Until it turned out that they were more than signs, they were warnings. Allison fucked her assistant and Jane Villanueva fell asleep in an exam room and then everything burned down. So Luisa found herself staring at a bottle of vodka, daring it to find its way into her system, but it was all for nothing when her worst addiction walked through the door in that skirt with those lips and those eyes that for the first time in a long time were unguarded, exposing the want and desperation that lay beneath them. 

And so, she relapsed. 

And she never stopped. 

Rose had her committed, Luisa took her furiously in the bed in the hospital, pretending it was a way to get herself out. 

Rose killed her father, Luisa let herself sink into the warmth of Rose’s words and voice, the shivers of need sustaining her, just barely, until they didn’t anymore. 

Then Rose was dead, and she didn't have her brother or her father or her wife, and all she could see on the horizon was alcohol and desperation. 

Except, there was Susanna. Susanna took the dark and scorching hole that Rose had left in her and filled it with something that felt like honey dripping and lazy weekend mornings. 
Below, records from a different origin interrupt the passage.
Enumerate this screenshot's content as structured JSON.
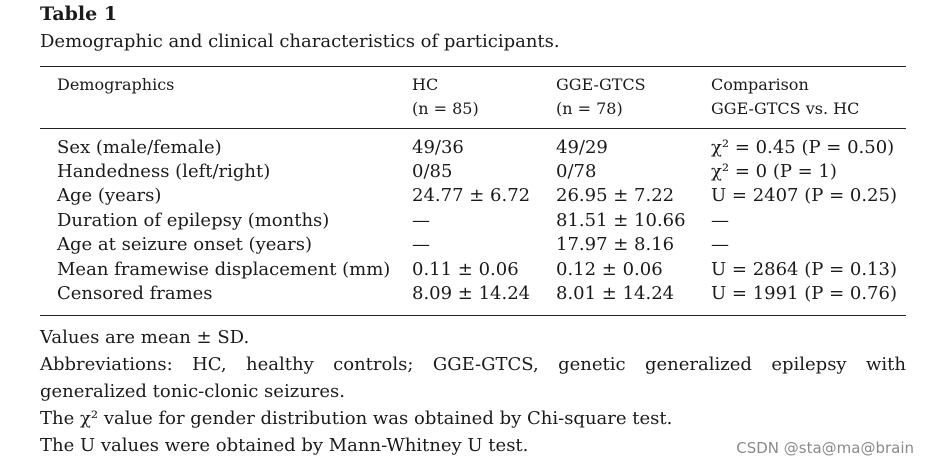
{
  "table_label": "Table 1",
  "caption": "Demographic and clinical characteristics of participants.",
  "header": {
    "col0": "Demographics",
    "col1_line1": "HC",
    "col1_line2": "(n = 85)",
    "col2_line1": "GGE-GTCS",
    "col2_line2": "(n = 78)",
    "col3_line1": "Comparison",
    "col3_line2": "GGE-GTCS vs. HC"
  },
  "rows": [
    {
      "label": "Sex (male/female)",
      "hc": "49/36",
      "gge": "49/29",
      "comparison": "χ² = 0.45 (P = 0.50)"
    },
    {
      "label": "Handedness (left/right)",
      "hc": "0/85",
      "gge": "0/78",
      "comparison": "χ² = 0 (P = 1)"
    },
    {
      "label": "Age (years)",
      "hc": "24.77 ± 6.72",
      "gge": "26.95 ± 7.22",
      "comparison": "U = 2407 (P = 0.25)"
    },
    {
      "label": "Duration of epilepsy (months)",
      "hc": "—",
      "gge": "81.51 ± 10.66",
      "comparison": "—"
    },
    {
      "label": "Age at seizure onset (years)",
      "hc": "—",
      "gge": "17.97 ± 8.16",
      "comparison": "—"
    },
    {
      "label": "Mean framewise displacement (mm)",
      "hc": "0.11 ± 0.06",
      "gge": "0.12 ± 0.06",
      "comparison": "U = 2864 (P = 0.13)"
    },
    {
      "label": "Censored frames",
      "hc": "8.09 ± 14.24",
      "gge": "8.01 ± 14.24",
      "comparison": "U = 1991 (P = 0.76)"
    }
  ],
  "notes": {
    "values": "Values are mean ± SD.",
    "abbreviations": "Abbreviations: HC, healthy controls; GGE-GTCS, genetic generalized epilepsy with generalized tonic-clonic seizures.",
    "chi_square": "The χ² value for gender distribution was obtained by Chi-square test.",
    "u_values": "The U values were obtained by Mann-Whitney U test."
  },
  "watermark": "CSDN @sta@ma@brain"
}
But, then, Rose was Susanna, and Luisa took her hand and followed her into the dark. She had Rose full time, whenever she wanted, however she wanted, and it kept her just on the edge of overdose, the edge of just too much, and somehow that place was good. Their lives involved prosthetic masks and fake names and honest to god henchmen, but she was happy, honestly and truly happy. For the first time. And all it took was a never-ending supply of her drug of choice.

Except, suddenly, that supply dried up. Rose trusted her, Rafael betrayed her, and she found herself thrust into the worst withdrawal of her life. And she lost her mind. 

There was nothing to do but give away the last bit of independence she had left. She couldn’t be trusted with it. So, she signed away her freedom. 

A whirlwind of lies and manipulation and jailhouse escapes spun around her as she tried to rebuild her mind from the bottom up, but when Rose’s hand reached through the door to her sanctuary, she took it. Of course she took it. 

No matter what, in the end, Rose was a drug, Luisa was an addict, and that was all there was to it.